Assad’s air force has been bombing the group. But that hasn’t stopped the militants from conquering new territory in northern Syria and advancing on Aleppo, the country’s commercial center and largest city. And the militants have taken at least three more foreign hostages in the past week.
One thing there’s little debate over is that airstrikes alone won’t work. Yet there is no consensus around a single approach among the analysts who’ve closely monitored the evolution of the group, whose earliest incarnation formed in the security vacuum created by the undermanned 2003 U.S.-led invasion of Iraq.
Counterterrorism specialists, veteran diplomats and foreign policy strategists offer divergent and contradictory ideas; each one comes with the caveat that there is no risk-free option.
The thorniest debates are over what to do about Syria. Bulked up by thousands of foreign fighters and U.S. combat vehicles and artillery captured from the Iraqi army, the Islamic State has routed other rebel groups and beaten Syrian forces in every battle they’ve fought.
“Washington now needs to assemble a combined Iraq-Syria strategy to have any chance of containing the Islamic State. That may ultimately include U.S. air attacks against Islamic State positions in northern Syria,” Nicholas Burns, a former undersecretary of state who now teaches at Harvard’s Kennedy School of Government, wrote in an essay this month.
The most hawkish analysts also propose deploying U.S. ground troops, if necessary, hardly a popular idea among Americans demanding an end to U.S. involvement in overseas conflicts.
Other experts want the ground forces component outsourced to either “vetted” moderate Syrian rebel groups – an approach recently embraced half-heartedly by Obama, who is seeking $500 million for the effort from Congress – or to longtime Kurdish militia allies in northern Iraq.
But those ideas have significant drawbacks. One major flaw: the lack of any sizable moderate Syrian rebel force capable to taking on the Islamic State.
On the other end of the spectrum are arguments that the United States lacks regional leverage or that greater U.S. involvement could only make things worse, so it’s better to focus on non-military strategies like bolstering Arab allies and expanding humanitarian aid.
Several experts have floated the idea of forging an international coalition to fight the Islamic State, with emphasis on pressuring Arab nations to do more to stop their citizens from joining the group and cracking down harder on private donors.
Taking into account the limitations of the U.S. role, Obama mainly should focus on averting worst-case scenarios, argued Nada Bakos, a former CIA analyst who was on the team that hunted Osama bin Laden, and Tara Maller, a former CIA analyst who focused on Iraq.

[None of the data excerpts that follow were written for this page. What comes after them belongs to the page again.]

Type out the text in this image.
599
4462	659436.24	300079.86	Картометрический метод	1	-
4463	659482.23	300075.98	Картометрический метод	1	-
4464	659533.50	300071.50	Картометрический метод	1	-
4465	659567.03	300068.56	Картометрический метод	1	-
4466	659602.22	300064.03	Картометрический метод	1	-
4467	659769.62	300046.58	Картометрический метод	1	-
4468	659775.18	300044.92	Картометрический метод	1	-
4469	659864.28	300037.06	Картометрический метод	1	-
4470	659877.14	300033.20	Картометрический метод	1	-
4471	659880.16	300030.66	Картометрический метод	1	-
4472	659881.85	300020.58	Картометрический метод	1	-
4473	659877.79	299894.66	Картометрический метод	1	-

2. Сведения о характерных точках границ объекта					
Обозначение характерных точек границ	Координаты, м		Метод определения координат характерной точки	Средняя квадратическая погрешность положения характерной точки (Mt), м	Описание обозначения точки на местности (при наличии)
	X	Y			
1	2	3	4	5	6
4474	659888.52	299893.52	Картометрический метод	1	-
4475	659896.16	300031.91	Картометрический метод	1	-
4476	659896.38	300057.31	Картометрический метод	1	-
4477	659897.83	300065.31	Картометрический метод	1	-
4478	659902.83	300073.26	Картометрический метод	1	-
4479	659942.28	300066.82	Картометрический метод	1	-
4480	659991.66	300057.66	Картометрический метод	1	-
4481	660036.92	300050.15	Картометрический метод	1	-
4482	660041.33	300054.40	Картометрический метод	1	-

Writing in an Aug. 14 opinion piece for CNN, they said that the most realistic steps would be continuing targeted U.S. airstrikes, securing any chemical or biological weapons stockpiles, tracking Westerners who join the Islamic State and boosting security at U.S. facilities abroad.
Then there’s the touchiest suggestion of all: that the Obama administration should restore relations with the Assad regime to fight a common enemy. But such a move would be a death blow to the Syrian revolt.
It also would reverse a years-old U.S. demand that Assad step down and ignite a political firestorm over cooperating with a tyrant who the administration accuses of war crimes, including killing and injuring hundreds of civilians with chemical weapons.